Jack LaLanne said he never liked working out.
He did it to stay fit and healthy.
Dying, he joked, would ruin his image.
Sweaty Day No. 1: 2.10.11
In winter it’s just too easy to blow off exercise. If you read Mark Bittman’s blog (my favorite food writer and a runner but not much of a blogger) on the Runner’s World website, you’ll see that even people like Bittman, who are very much in the public eye, can go embarrassingly inert. Not good.
This winter I have maintained a sluggish habit of jogging three days a week and that’s only because everything is so easy when I’m in Manhattan. There’s a fabulous path that’s snow and ice free along the Hudson River mere minutes from the apartment. And there’s a gym that costs me $10 a year that’s just around the corner. It even has free yoga. Once in a while I actually go there and run on the treadmill or try out the Stairmaster, which I don’t understand but it still hurts.
But my exercise is sluggish because I have a knee injury and because I am lazy and because it is cold. For me, cold is no excuse because I have all the right gear. For example, it’s cold and breezy and feels like 12 degrees right now. On my sluggish trot just now, I was way too hot. I had become a mobile sauna and my glasses fogged up.
I tallied up my activity this morning and I learned that I move fast — relatively speaking — about three hours a week. I walk a lot, but I don’t count that because days can go by, as well, when I don’t leave my desk except to eat and sleep. I tell anyone who will listen to me complain: I’m embracing my inner lump. I’m lumpish. I’m rolling to a stop.
If I consult activity charts, I’m told I’m sedentary.
The other day I made a Facebook posting that said: I’ve spent the better part of the past 24 hours in front of my computer. And my butt didn’t even hurt. Since my bed is next to my computer I literally don’t even have to stand up straight to move from sleep mode to writing mode. I just sort of roll to work.
This, of course, has to stop. We already know that the more time you spend sitting, the more likely you are to die. Robert Parker, the Boston mystery writer, died at his desk. It’s an honorable death but wouldn’t you rather die running and old? Or at least older than you are right now?

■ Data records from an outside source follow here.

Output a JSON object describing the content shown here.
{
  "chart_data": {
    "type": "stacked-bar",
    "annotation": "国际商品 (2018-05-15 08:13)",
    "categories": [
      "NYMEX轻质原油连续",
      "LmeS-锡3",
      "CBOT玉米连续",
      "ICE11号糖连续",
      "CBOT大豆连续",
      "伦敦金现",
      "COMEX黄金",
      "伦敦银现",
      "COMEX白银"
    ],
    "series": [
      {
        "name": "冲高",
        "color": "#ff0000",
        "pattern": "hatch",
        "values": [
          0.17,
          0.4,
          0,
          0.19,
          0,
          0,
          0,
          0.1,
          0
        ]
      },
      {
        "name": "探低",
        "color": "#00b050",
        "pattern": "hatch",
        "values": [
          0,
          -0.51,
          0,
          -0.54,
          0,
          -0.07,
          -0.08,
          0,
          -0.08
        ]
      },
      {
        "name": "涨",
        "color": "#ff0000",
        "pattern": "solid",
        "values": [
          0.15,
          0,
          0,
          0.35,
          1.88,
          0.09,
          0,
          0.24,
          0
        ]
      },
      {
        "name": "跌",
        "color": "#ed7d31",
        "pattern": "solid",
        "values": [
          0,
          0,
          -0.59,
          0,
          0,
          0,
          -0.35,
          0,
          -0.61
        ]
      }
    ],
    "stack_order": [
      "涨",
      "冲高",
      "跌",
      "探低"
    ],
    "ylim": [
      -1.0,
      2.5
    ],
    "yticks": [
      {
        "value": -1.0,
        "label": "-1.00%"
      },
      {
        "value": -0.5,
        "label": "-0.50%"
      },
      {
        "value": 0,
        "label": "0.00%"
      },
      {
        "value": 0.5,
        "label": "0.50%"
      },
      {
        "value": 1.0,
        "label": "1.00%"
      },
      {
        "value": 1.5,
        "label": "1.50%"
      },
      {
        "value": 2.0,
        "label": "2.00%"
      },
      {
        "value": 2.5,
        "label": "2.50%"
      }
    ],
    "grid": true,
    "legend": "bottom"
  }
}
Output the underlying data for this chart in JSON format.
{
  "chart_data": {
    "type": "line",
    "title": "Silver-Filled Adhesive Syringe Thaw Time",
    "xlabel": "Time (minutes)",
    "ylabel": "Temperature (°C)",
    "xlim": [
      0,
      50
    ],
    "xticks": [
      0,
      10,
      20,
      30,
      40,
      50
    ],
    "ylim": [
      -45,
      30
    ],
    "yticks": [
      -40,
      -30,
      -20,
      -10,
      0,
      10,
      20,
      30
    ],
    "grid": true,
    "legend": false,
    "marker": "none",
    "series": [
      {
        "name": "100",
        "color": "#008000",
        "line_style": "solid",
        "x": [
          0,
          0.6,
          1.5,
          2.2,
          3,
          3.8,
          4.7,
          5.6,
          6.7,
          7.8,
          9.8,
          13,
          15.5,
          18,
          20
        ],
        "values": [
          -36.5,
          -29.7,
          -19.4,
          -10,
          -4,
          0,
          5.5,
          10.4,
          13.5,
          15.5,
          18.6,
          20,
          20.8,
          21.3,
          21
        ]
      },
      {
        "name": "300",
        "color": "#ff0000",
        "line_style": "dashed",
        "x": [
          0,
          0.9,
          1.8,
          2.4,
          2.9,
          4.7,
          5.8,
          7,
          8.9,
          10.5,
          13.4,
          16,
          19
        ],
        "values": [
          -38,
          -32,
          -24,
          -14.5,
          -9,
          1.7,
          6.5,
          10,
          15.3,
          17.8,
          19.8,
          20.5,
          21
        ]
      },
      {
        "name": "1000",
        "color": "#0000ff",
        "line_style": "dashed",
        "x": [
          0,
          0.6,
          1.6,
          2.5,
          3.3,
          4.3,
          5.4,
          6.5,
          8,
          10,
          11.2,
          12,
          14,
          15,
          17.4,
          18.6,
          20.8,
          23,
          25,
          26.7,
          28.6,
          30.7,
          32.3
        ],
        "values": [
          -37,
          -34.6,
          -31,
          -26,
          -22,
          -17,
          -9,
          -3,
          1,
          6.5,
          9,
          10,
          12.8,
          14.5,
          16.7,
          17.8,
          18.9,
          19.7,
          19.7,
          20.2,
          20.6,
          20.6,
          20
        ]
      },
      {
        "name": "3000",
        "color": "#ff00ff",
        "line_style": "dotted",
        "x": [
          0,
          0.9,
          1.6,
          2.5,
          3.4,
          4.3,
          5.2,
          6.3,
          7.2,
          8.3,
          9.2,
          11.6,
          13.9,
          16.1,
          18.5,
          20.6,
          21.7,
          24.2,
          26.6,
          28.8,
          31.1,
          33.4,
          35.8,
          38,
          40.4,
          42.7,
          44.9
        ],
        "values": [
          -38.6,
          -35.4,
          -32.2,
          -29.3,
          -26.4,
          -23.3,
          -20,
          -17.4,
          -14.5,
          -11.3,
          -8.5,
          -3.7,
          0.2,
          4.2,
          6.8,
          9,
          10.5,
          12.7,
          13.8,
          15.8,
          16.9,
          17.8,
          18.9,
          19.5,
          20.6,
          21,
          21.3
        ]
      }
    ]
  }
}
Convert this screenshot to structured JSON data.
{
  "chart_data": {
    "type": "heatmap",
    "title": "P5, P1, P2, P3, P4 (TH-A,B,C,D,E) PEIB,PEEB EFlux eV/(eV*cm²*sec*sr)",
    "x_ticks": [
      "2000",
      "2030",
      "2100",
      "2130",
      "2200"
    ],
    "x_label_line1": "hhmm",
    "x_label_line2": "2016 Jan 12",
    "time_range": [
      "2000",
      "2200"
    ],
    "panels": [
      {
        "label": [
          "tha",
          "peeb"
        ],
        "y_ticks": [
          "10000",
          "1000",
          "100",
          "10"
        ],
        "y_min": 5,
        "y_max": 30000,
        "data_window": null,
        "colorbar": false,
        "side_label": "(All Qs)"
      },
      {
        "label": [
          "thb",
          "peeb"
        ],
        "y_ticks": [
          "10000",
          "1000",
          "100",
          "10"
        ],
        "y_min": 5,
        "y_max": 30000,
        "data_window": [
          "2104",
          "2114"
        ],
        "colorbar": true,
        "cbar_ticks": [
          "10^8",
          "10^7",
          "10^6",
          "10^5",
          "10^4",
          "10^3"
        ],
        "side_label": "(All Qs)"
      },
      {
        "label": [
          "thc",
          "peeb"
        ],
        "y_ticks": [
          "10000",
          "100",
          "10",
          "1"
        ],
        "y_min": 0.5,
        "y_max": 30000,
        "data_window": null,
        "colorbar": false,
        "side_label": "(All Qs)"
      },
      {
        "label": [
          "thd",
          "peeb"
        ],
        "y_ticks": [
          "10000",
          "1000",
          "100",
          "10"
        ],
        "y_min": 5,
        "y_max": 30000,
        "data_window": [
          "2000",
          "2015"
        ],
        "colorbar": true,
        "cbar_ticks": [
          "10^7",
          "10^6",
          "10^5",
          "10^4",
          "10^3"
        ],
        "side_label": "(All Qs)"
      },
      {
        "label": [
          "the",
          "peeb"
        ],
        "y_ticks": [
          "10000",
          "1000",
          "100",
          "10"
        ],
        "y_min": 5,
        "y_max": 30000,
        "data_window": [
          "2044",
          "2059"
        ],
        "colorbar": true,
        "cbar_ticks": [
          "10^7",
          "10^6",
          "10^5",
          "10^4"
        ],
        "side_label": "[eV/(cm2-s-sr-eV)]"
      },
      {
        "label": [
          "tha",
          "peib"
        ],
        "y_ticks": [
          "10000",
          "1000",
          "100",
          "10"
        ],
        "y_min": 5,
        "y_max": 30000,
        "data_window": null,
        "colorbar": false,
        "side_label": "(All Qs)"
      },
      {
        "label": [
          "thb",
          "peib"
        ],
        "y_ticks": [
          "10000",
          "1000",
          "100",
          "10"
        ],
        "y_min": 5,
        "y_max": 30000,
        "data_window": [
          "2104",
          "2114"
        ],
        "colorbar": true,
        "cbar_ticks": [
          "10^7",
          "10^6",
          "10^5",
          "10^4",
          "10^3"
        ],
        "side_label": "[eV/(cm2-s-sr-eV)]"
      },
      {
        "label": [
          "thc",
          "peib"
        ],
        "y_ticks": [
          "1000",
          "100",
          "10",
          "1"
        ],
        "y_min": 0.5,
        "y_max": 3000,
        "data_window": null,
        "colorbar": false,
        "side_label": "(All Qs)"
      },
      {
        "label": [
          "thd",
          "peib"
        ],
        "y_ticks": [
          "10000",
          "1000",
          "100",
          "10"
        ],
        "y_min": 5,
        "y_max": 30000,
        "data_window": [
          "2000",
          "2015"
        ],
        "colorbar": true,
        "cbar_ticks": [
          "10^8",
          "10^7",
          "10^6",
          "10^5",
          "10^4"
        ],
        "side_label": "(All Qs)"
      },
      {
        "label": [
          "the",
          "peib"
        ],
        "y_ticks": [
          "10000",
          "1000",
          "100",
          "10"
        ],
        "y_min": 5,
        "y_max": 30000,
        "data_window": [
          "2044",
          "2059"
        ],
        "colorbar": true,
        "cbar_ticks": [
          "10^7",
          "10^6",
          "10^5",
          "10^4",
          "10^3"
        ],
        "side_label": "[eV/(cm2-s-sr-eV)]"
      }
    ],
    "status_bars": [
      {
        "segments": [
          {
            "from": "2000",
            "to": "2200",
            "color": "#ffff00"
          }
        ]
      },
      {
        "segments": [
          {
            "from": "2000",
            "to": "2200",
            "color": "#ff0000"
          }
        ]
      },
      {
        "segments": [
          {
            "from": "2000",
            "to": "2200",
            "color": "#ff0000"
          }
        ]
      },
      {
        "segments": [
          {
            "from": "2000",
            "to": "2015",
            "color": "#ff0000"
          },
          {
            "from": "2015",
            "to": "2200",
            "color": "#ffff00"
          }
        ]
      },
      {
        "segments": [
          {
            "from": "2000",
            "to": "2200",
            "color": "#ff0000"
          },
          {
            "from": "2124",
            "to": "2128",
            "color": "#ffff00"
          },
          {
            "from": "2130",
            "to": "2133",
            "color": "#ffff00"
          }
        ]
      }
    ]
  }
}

So I’ve decided to declare a “100-day Jack LaLanne Tribute Challenge” in honor of that very likeable and committed “father of the fitness movement” who died on January 23 at the age of 96, and who once showed me how to lift weights — not that I do that with any regularity, either.
I’m going to go outside and work up a sweat every single day for 100 days in hopes that I can reboot myself and in hopes that I can wrestle my inner lump back into its lump cave. I figure if I post this resolution on my blog, which I had abandoned along with everything else because of deadline work, at least I’ll have that pressure to perform. Also, it would really really be fun for others to join me in this challenge and make comments about what it’s like.
Want to?
I’ll post updates now and then about the joys of living vertically. Please feel free to join me. Sometimes maybe we can even go outside and play together!
I'm in! Do we have a minimum amount of time per day? I already got today's allotment in.
ReplyDeleteI admire you ladies...but it will be a miracle if I manage three days a week.
ReplyDeleteThis is exciting! I'll post something each day. Please add your comments when you can, such as: how hard this can be at times, the fun you're having, what qualifies as "working up a sweat." It's 30 minutes of something a little more vigorous than revising a chapter of your novel. If you do 30 minutes 3 times a week, join in as well.
ReplyDeleteI am doing 30 minutes/day of brisk walking in - degree weather. think I can work up a sweat? if I dress warmly enough, I will.
ReplyDeletealso doing this dr. oz incentive program:
http://www.sharecare.com/
83 minutes on the cross country trail ... with ice.